Brechts well-known sarcastic remark that Schoenbergs atonal music - TopicsExpress



          

Brechts well-known sarcastic remark that Schoenbergs atonal music is all too melodic, thus inadvertently hits the mark: the melodic line has to take upon itself the burden of harmony. One should put to Brechts credit that he perceived the error of the usual reproach according to which atonal music lacks melody -- its the opposite which holds, in the atonal music, the excessively expressive melody pays the price for the prohibited harmony, and it is this lack of harmony which creates the unpleasant experience in the common listener. The further thing to do here is to introduce the rather obvious link between the couple harmony/melody and two other couples: space/time and synchrony/diachrony.
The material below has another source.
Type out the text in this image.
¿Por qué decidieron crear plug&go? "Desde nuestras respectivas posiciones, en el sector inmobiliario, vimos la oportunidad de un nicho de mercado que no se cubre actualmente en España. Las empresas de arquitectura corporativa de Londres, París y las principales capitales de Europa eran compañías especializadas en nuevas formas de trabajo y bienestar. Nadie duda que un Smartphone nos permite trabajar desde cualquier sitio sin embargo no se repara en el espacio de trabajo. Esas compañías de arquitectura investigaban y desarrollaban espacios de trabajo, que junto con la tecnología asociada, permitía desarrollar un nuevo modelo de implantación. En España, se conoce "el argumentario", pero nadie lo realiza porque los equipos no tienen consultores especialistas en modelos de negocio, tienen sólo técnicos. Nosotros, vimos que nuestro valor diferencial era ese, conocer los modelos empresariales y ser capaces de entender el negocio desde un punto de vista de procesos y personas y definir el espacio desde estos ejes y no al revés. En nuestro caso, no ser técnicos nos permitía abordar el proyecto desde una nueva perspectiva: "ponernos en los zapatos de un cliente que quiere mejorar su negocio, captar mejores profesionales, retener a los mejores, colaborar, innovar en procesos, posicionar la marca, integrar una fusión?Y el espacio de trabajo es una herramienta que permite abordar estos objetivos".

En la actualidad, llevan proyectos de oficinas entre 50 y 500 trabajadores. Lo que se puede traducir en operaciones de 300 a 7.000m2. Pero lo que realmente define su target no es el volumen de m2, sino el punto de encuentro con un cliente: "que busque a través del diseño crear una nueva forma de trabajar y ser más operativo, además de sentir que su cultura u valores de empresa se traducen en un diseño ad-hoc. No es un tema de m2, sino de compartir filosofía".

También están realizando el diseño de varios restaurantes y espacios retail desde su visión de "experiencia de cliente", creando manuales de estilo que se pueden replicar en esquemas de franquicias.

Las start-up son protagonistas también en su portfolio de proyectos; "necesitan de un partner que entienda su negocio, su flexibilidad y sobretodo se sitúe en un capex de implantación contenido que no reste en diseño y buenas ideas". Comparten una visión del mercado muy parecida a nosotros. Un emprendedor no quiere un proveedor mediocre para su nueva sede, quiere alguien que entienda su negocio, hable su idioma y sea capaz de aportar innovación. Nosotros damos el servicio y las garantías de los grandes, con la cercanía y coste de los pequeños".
In Schoenberg, the prohibited synchrony (harmony) returns in (is displaced on) the diachronic melody -- or, space returns in time (and is it necessary to add that the term displacement /Verschiebung/ acquires here its whole Freudian weight?). What this means is that, in order to comprehend Schoenberg properly, one has to temporalize (translate into melodic line) space itself. Schoenberg is here anti-mythical: if, as Levi-Strauss claimed, the most concise definition of the myth is Wagners designation of the Grail domain in Parsifal (Zu Raum wird hier die Zeit -- Here time becomes space), in Schoenberg, it is space itself which becomes time. It is here that the term expressionism acquires its proper place: it is only when the direct, natural (harmonious), expression of the subject is prohibited, that this barred subject can effectively express itself, in a gesture in which expression is forever linked to its inherent failure. In other words, the paradox of expressionism is that it emerges at the very point when the direct organic expression of the subjects inner essence is barred -- no wonder that the ultimate icon of expressionism in painting is Munchs Scream, this paradigm of the alienated individual unable to connect with the world. Slavoj Zizek and Mladen Dolar, Operas Second Death, Routledge, 2001.